Grab some pen and paper, children, here is another free lesson. The best friends you will ever have are the ones who do not
make you feel like you owe them a damn thing. Some of my “friends” have a tendency to insert themselves in places they did not earn the right to be. What the fuck do you do there? If you call foul on the play, somehow you are the asshole, and that is five years in a small city. If you do not, it is your own damn fault and you wallow in it alone. See the conundrum? It is even better when your family tag teams you—thank you, Christmas. You are officially the worst thing ever. I blame Coca-Cola: god damn jolly old St. Lick My Staff, sitting in judgment on harmless fucking toddlers with their acolyte trolls—you can call them elves if you want, I know the truth—and it is the same shit every year. Wish in one hand, shit in the other: Do not get me wrong—I love ties like the next guy. But I draw the line at singing ties. Horse shit, whoever invented the singing tie should be lined up and beaten with every fucking singing piece of shit they are responsible for bringing into a world that did not ask for them. And do not even get me fucking started on Pete Rose. God damn Cincinnati Reds—I get it, one guy can make the Hall of Fame because he had huge hands, but ol' Petey makes a couple bets and he gets fucked. Do not even pretend that the other players are angelic—they are all fucking crooked.
Where in Truth or Consequences, New Mexico, did that come from?

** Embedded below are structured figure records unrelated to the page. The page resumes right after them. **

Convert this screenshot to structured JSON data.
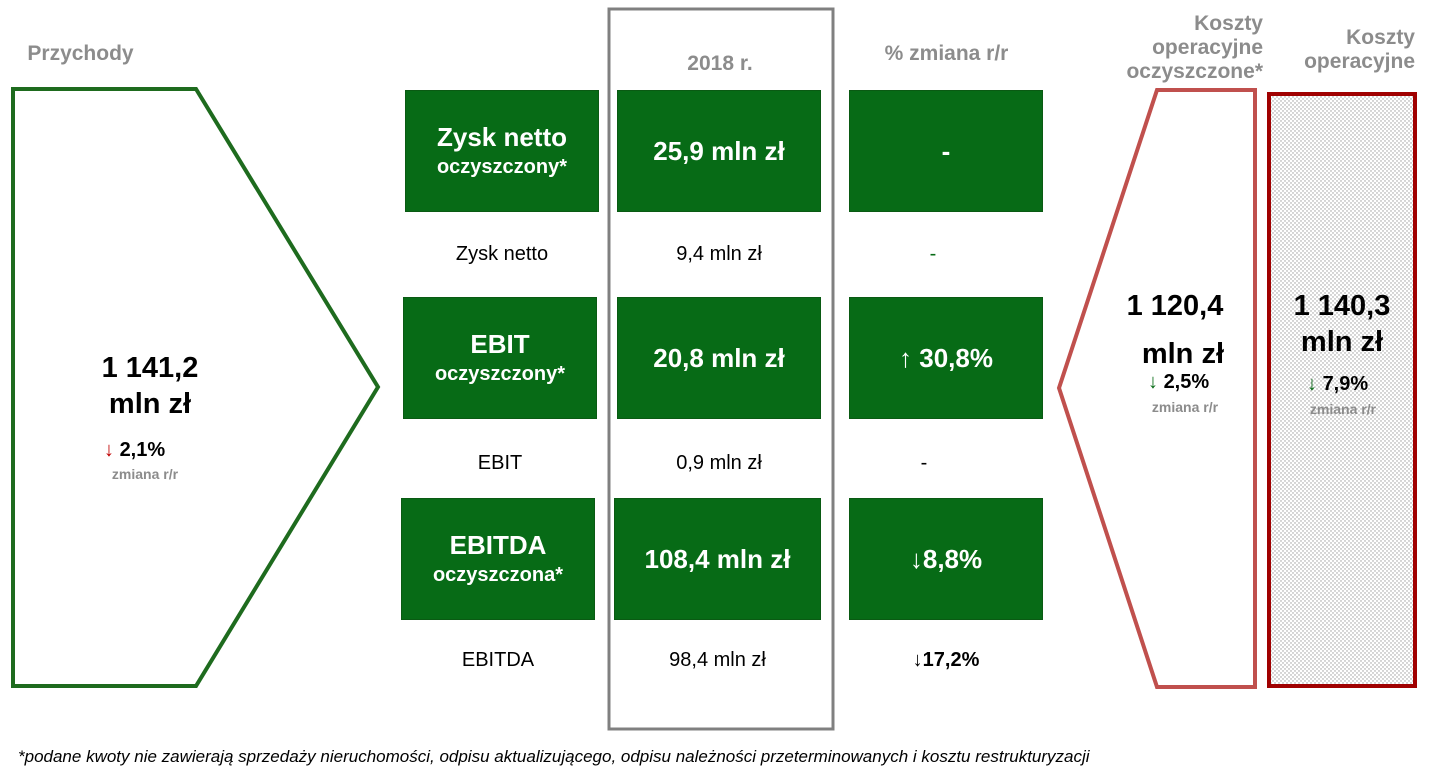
{
  "colors": {
    "green": "#076b16",
    "red_dark": "#a00000",
    "red_light": "#c0504d",
    "gray": "#8c8c8c"
  },
  "revenue": {
    "label": "Przychody",
    "value_line1": "1 141,2",
    "value_line2": "mln zł",
    "change": "2,1%",
    "change_label": "zmiana r/r"
  },
  "columns": {
    "year": "2018 r.",
    "change": "% zmiana r/r"
  },
  "metrics": [
    {
      "name_line1": "Zysk netto",
      "name_line2": "oczyszczony*",
      "value": "25,9 mln zł",
      "change": "-"
    },
    {
      "name_line1": "EBIT",
      "name_line2": "oczyszczony*",
      "value": "20,8 mln zł",
      "change": "30,8%"
    },
    {
      "name_line1": "EBITDA",
      "name_line2": "oczyszczona*",
      "value": "108,4 mln zł",
      "change": "8,8%"
    }
  ],
  "plain_rows": [
    {
      "name": "Zysk netto",
      "value": "9,4 mln zł",
      "change": "-"
    },
    {
      "name": "EBIT",
      "value": "0,9 mln zł",
      "change": "-"
    },
    {
      "name": "EBITDA",
      "value": "98,4 mln zł",
      "change": "17,2%"
    }
  ],
  "costs_clean": {
    "label_line1": "Koszty",
    "label_line2": "operacyjne",
    "label_line3": "oczyszczone*",
    "value_line1": "1 120,4",
    "value_line2": "mln zł",
    "change": "2,5%",
    "change_label": "zmiana r/r"
  },
  "costs": {
    "label_line1": "Koszty",
    "label_line2": "operacyjne",
    "value_line1": "1 140,3",
    "value_line2": "mln zł",
    "change": "7,9%",
    "change_label": "zmiana r/r"
  },
  "footnote": "*podane kwoty nie zawierają sprzedaży nieruchomości, odpisu aktualizującego, odpisu należności przeterminowanych i kosztu restrukturyzacji",
  "icons": {
    "up": "arrow-up-icon",
    "down": "arrow-down-icon"
  }
}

Quite frankly, that just made me pee. But only just a little. It will be dry by the time I get up from my counter space where I am allowed to write in the kitchen, giving me time to have a cigarette, change, and be piss-free by the time my wife realizes I am in bed. That, my friends, is time management. It is also the story of Jesus. Really. Most people would save their mangers for last when it came to cleaning them, so the last place on earth people would look for the Mini-Him would be the garage, which
is all a manger is really. A stable is just a garage for your horses and shit, or, more to the point, their shit. Managers will only rent those rooms if they are stacked for the night.